Clutter can have a significant effect on us by impeding the smooth flow of ch’i around the home, reducing the chances of us progressing through life with ease and comfort.
A well-designed storage system should be tailored to the individual and be something that you can control, rather than the other way around. If you want to create a new future for yourself, then clear the clutter and make some space in your life for new possibilities and opportunities to enter.
Look and see where your clutter is – how does it relate to the pa kua and your best Directions? For example, if there is a mountain of old newspapers destined for recycling in the Career Corner then you could expect this to symbolise, and even cause, a lack of progress in your chosen career.
It is crucial to avoid piecemeal decisions about storage, that’s why devising a masterplan, which takes into account the entire house, is the best approach. When thinking about where you could add storage facilities in your home environment, keep in mind that locating storage in your most inauspicious Directions is a good way of making sure that the bad ch’i stays trapped and out of harm’s way. Never put storage in your auspicious Directions because it is stagnant energy and will create the same effect in areas that should be activated, ie your sheng ch’i (or best Direction).
Now begin to devise the ‘masterplan’ – but remember to think about any possible problems, like blocking off electric sockets, hinged doors, height of storage systems and not being able to reach them, and the strength of walls for shelving. Your ultimate goal should be to surround yourself with vibrant and free-flowing ch’i energy.
Imagination need not be left on the shelf when tackling your storage needs. By breaking away from conventional storage solutions and improvising, it is possible not only to find a sense of individual style to suit your tastes, but also to produce far better storage results. You may even find the answer to your storage problems by looking somewhere else in history – English country classics, cool 20th-century contemporary interiors or even by utilising thousands of years of rich, colourful ethnic style.
There are three main types of storage:
• free-standing furniture (singular items that usually stand alone, eg bookcases, cabinets)
• built-in units (whole storage units that become permanent fixtures in the home, eg kitchens, wardrobes)
• modular systems (usually in kit form and can be added to as the need for more storage arises, eg shelving, cupboards)

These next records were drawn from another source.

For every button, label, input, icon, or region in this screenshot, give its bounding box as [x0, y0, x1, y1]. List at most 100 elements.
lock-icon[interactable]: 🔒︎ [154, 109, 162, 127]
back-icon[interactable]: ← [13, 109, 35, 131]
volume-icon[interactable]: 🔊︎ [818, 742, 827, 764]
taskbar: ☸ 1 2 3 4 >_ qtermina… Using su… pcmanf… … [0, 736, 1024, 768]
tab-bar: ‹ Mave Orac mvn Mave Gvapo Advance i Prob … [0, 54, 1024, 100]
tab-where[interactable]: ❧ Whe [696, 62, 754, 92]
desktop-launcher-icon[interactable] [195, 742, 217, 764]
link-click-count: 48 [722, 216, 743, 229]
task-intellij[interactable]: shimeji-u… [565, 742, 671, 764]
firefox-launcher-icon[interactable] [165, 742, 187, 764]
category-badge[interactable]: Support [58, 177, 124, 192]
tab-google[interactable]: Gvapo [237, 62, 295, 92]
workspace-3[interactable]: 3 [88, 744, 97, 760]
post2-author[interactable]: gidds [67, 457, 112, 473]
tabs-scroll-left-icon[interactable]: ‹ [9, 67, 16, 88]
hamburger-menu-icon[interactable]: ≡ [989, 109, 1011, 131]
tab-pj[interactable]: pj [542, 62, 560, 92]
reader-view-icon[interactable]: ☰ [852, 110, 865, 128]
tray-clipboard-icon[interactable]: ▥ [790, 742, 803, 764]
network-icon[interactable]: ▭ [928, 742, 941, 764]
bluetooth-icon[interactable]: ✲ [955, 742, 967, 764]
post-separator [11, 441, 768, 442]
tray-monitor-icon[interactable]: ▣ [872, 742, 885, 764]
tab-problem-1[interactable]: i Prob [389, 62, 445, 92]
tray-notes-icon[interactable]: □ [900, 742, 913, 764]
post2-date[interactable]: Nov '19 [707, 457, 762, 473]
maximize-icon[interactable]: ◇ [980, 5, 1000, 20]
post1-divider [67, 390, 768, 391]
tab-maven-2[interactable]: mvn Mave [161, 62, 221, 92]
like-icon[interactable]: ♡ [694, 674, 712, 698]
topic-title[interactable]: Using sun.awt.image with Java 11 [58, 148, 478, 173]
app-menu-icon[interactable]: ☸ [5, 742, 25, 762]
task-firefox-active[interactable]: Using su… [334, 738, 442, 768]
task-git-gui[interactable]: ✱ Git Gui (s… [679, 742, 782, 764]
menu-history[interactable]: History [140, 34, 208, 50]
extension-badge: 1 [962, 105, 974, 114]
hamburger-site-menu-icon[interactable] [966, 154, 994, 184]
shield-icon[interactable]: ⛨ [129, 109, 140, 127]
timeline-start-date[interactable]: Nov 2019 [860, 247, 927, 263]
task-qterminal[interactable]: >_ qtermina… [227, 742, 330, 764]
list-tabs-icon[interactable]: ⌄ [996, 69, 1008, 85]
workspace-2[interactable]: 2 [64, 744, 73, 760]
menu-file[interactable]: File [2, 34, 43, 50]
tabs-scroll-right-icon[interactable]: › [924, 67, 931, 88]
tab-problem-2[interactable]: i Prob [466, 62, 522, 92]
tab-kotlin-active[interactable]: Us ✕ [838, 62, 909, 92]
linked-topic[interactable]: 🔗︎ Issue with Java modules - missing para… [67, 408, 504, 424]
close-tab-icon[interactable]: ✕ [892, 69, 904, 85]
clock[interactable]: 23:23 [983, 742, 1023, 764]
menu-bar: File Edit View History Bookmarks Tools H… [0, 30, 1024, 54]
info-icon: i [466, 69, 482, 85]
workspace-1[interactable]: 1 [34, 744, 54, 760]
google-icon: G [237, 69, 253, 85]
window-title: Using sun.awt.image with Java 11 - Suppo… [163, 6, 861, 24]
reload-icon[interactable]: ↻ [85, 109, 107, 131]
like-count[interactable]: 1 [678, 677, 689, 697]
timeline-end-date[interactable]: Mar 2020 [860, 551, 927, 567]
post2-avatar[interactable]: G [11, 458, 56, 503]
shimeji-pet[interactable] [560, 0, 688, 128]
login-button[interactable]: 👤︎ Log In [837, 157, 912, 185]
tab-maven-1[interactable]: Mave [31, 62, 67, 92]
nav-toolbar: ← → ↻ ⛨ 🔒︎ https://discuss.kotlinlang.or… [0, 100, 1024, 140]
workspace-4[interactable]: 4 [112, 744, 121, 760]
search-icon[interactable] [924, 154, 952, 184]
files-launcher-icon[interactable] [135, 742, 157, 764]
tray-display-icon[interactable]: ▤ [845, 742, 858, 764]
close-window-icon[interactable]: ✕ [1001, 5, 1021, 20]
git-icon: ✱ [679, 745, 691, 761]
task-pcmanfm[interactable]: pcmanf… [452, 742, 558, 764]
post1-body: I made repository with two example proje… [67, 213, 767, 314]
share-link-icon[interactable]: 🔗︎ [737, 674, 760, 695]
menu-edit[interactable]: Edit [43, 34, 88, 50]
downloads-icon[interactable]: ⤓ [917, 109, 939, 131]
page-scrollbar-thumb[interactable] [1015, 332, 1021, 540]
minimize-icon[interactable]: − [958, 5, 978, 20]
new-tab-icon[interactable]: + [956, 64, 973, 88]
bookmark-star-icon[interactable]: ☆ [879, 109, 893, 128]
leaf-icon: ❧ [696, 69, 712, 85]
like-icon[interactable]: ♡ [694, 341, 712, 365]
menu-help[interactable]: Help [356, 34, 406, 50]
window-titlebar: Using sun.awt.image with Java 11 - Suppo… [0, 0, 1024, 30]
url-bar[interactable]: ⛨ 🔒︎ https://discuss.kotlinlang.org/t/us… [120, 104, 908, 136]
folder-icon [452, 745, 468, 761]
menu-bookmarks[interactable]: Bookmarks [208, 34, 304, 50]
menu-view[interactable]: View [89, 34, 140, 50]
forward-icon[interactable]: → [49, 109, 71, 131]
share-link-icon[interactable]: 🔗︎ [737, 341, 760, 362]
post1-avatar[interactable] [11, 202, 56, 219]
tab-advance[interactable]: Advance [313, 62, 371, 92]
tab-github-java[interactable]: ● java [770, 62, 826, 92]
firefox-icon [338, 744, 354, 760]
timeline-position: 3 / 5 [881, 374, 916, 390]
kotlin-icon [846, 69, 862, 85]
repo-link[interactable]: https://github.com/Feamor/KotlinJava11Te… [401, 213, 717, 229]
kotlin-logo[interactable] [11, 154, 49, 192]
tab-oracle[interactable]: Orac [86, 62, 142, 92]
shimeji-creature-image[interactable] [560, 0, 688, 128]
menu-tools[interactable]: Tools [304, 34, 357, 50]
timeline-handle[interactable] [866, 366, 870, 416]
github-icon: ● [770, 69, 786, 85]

Reasons why you should get a good storage system:
• beneficial ch’i is able to circulate throughout the home and office
• less stress from a clutter-free environment
• quick retrieval time locating important things, eg keys
• minimal damage occurs to stored items
• creates more space to do what you like
• often reveals hidden features of things such as furniture and walls when the clutter is gone
The clutter buster checklist:
• What kind of storage do you want – flexible or permanent?
• Is there any extra space or a particular part of your home which could be used for storage only?
• Decide on what objects need to be stored away and where they can be stored. Do they need to be stored in certain rooms, eg sports equipment/hobbies?
• Are some important items always difficult to find, eg keys?
• Do you need somewhere to put sentimental items that you don’t look at often, eg letters, holiday mementoes?
• Do some items need to be stored on a seasonal basis, eg winter/summer clothes?
• How much can you spend on storage?